Treasury yields hit two-year highs on Aug. 22 amid speculation the Federal Open Market Committee this month will reduce its $85 billion in monthly bond buying. Policy makers are weighing when to begin tapering large-scale asset purchases known as quantitative easing, which they have pledged to maintain until the job market improves substantially.
“The unemployment rate and a number of other labor market indicators, such as payroll job gains, point to continued progress in the labor market,” Williams said to Portland community leaders. “Clearly, we are getting closer to meeting our test of substantial improvement in the labor market.”
Williams said the unemployment rate, which dropped to 7.4 in July from 10 percent in October 2009, has probably overstated progress in the labor market. Employers probably added 180,000 jobs last month and the jobless rate held at the more than four-year low of 7.4 percent, according to a Bloomberg survey of economists ahead of a government report on Sept. 6.
Even so, unemployment remains the single best “summary statistic” for the labor market and a decline in people participating in the labor force in recent years has been caused mostly by “structural factors,” such as retirement of the U.S. baby boomers, he said.
Inflation has been “running well below our target” of 2 percent, Williams said. While the San Francisco Fed official said he believed such a low level wouldn’t last, he said price levels will also influence the Fed’s bond buying program.
“Any adjustments to our purchases are likely to be part of a multistep gradual process, reflecting the pace of improvement in the economy,” he said.
Even after bond buying ends, interest rates will probably stay near zero until late 2015. “So monetary policy will continue to be extraordinarily stimulative for quite some time,” he said.

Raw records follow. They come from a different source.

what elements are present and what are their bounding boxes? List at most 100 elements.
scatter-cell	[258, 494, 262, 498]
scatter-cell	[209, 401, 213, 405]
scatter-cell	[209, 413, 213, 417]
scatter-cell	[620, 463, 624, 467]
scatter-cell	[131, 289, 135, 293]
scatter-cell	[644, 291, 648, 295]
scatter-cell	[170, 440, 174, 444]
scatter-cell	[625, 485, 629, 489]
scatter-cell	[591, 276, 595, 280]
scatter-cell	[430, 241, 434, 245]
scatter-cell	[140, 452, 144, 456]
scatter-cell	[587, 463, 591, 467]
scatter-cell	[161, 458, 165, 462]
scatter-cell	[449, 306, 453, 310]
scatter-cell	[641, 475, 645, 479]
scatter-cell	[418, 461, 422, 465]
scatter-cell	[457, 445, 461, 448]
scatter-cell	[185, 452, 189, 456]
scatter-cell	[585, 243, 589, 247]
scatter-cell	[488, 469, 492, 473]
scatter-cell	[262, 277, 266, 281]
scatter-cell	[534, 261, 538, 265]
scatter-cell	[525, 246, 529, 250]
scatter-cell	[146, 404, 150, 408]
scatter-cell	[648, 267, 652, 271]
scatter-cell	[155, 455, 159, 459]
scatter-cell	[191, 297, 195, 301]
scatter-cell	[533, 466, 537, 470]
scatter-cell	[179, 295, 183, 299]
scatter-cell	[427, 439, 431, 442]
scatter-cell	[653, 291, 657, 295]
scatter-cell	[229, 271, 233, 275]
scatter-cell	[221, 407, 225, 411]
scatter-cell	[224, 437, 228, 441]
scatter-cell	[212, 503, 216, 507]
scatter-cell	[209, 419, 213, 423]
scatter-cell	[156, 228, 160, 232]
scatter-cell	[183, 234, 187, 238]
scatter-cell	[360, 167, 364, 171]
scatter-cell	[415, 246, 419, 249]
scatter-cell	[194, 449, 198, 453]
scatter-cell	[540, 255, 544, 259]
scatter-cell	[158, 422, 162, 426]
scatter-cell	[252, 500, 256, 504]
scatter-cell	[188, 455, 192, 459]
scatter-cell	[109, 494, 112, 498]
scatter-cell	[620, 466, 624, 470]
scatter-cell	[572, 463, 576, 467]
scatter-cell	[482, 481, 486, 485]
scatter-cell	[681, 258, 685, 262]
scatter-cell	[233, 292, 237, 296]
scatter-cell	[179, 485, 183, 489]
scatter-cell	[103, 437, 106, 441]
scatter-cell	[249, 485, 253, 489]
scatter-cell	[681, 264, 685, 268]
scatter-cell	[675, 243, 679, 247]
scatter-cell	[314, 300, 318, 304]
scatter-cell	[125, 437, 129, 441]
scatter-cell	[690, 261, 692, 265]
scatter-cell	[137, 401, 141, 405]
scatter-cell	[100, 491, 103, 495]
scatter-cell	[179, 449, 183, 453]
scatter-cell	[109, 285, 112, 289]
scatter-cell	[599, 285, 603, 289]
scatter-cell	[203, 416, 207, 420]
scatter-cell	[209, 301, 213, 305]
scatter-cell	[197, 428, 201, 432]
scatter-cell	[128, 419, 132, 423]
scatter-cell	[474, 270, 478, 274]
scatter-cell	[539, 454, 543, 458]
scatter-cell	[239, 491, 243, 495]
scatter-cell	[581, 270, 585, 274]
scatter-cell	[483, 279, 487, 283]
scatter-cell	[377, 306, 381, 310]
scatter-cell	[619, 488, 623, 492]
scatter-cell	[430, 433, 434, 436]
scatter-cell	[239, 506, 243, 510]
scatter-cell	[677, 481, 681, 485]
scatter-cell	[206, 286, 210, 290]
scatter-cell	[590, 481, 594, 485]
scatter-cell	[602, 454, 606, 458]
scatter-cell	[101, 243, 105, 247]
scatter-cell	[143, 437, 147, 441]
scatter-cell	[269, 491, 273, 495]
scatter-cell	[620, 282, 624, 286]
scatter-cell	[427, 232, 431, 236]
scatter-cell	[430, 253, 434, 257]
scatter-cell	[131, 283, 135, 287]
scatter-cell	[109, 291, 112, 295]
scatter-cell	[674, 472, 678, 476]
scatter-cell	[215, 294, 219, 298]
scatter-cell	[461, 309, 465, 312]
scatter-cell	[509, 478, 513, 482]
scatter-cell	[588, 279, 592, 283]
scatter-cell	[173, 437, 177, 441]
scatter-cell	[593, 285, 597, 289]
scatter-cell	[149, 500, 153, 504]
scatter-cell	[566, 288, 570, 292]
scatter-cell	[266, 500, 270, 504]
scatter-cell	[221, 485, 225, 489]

The FOMC will probably vote at its Sept. 17-18 meeting to taper the unprecedented stimulus program, according to 65 percent of economists surveyed by Bloomberg Aug. 9-13. The first step may be to taper monthly purchases by $10 billion to a $75 billion pace, according to the median estimate in the survey of 48 economists. They said buying will probably end by mid-2014.
Williams said he expects U.S. growth of about 2 percent this year, accelerating to 3 percent in 2014.
“I’ve been encouraged by the greater optimism I’m hearing from a broad range of business contacts -- people in everything from tourism to commercial real estate -- not just the pockets of strength we’ve seen in the past year or so,” Williams said. “All in all, the private side of the economy has been forging ahead with considerable momentum,” though government spending continues to slow growth.
Reports since the July 30-31 gathering, where the FOMC said that downside risks to the economy have diminished, have suggested the U.S. economy has continued to make gains. Manufacturing expanded in August at the fastest pace in more than two years, the Institute for Supply Management’s factory index showed yesterday.
The district bank chief said in April, May and early June that the central bank could begin reducing the pace of its monthly asset purchases as early as “this summer” if the economy continued to improve. He was an early backer of the Fed’s open-ended approach to quantitative easing, in which the officials would announce neither an ultimate amount of assets they intend to buy nor an end date for the purchases.
Williams, 51, has worked in the Fed system since 1994. He was the reserve bank’s research director before succeeding Janet Yellen as president in 2011, when she became the board’s vice chairman.